Live in awe. Look up at the stars at night. Pull over on the side of the road when you pass a beautiful vista, and take it in for a moment. Awe is a powerful—even awesome, you might say—human emotion. And a handful of recent studies have found a link between experiencing a sense of awe—that feeling you get when you look up at a starry sky or out across a wide open valley—with feeling less stressed and more satisfied. People who’ve recently had an awe-inspiring experience are also more likely to say they feel more curious about the world around them and to act more generously toward others.

Be kind, every day. Research has shown that spending money on others makes us happier than spending money on ourselves, and doing small acts of kindness increases life satisfaction. Even the smallest nice gesture can make someone’s day.

  • Hold the door open for someone behind you.

  • Say “thank you” and mean it when you pick up your next cup of coffee.

  • Donate clothes to a local shelter.

  • Help an elderly neighbor with yard work.

  • Bake a dessert to share with your coworkers.

Invest in experiences, not things. Research shows people report feeling happier when they spend their money on experiences rather than objects. We remember experiences for a longer period of time and our brains can re-live them, making our positive emotions last longer. So instead of that new flat screen that’s only 5 inches larger than your current flat screen, consider going on a weekend as a family or inviting friends to the movies with you.

Read an adventure story. You may be able to get the benefits of an awe-inspiring experience just by reading about someone else’s. A small 2012 study found that even when people simply read about someone else’s awe-inspiring experience, they were more satisfied, less stressed, and more willing to volunteer their time to help others compared with people who were simply shown something that made them feel happy.
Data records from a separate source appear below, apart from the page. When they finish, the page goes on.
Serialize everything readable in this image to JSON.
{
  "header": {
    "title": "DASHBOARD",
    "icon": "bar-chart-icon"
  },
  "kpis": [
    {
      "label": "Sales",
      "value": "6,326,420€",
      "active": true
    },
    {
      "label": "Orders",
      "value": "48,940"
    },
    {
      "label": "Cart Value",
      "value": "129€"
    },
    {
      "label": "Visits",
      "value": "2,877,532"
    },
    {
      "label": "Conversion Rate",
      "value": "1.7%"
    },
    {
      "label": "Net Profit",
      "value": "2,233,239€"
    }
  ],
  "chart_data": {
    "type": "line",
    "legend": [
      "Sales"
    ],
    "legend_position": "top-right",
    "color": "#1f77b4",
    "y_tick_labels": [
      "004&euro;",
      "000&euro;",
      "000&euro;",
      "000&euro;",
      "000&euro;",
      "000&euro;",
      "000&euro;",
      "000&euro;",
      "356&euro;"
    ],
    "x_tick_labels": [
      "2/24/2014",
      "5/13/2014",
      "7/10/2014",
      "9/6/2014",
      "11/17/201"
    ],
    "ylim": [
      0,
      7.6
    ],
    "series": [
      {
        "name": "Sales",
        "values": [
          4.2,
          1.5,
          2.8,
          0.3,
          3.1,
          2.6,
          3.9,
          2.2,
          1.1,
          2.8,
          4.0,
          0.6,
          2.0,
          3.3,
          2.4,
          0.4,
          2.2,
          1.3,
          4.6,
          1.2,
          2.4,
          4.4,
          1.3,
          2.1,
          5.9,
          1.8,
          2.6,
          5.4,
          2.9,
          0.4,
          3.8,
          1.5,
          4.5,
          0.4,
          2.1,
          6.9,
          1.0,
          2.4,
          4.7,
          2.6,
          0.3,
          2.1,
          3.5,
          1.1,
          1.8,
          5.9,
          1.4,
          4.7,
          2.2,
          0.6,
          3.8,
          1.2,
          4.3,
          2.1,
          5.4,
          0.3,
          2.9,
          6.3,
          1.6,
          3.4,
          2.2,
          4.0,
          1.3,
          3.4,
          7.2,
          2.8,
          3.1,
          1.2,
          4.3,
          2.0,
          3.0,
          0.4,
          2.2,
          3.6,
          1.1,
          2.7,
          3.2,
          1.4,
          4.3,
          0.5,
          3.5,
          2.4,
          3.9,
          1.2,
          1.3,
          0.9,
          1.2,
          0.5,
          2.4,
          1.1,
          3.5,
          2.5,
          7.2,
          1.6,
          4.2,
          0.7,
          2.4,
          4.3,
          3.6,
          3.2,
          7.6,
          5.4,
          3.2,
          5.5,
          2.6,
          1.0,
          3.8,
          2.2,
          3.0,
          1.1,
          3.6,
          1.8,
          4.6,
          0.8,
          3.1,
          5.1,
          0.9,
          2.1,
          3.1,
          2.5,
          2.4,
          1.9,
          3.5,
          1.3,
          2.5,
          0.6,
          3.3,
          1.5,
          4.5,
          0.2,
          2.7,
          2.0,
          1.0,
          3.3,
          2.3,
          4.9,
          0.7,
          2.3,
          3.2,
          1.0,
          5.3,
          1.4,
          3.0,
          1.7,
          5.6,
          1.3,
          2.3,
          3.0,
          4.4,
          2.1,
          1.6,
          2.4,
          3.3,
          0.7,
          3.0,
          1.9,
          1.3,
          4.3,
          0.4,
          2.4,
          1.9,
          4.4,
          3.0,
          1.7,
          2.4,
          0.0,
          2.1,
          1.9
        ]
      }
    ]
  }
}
Get outdoors. Stressed out? Head for a forest. One study found that a group of students sent into the trees for two nights had lower levels of cortisol—a hormone often used as a marker for stress—than those who spent the same two nights in a city. In another study, researchers found a decrease in both heart rate and cortisol levels in people in the forest when compared to those in urban areas. “Stressful states can be relieved by forest therapy,” the researchers wrote in their paper.

Get some culture. Visiting a museum or seeing a concert is yet another way to boost your mood. A study that examined the anxiety, depression, and life satisfaction of over 50,000 adults offered an interesting link: People who participated in more cultural activities, like attending a play, reported lower levels of anxiety and depression as well as a higher satisfaction with their overall quality of life.

Don’t hold a grudge. The reason this is so bad for your happiness is because the negative emotions associated with grudges eventually give way to resentment and thoughts of revenge. In turn, this leaves little room in your emotional repertoire for anything else, like happiness, according to the Mayo Clinic. Further, decades of research have linked this simple act to better overall heart health, less psychological stress, improved physical ability, and longer life.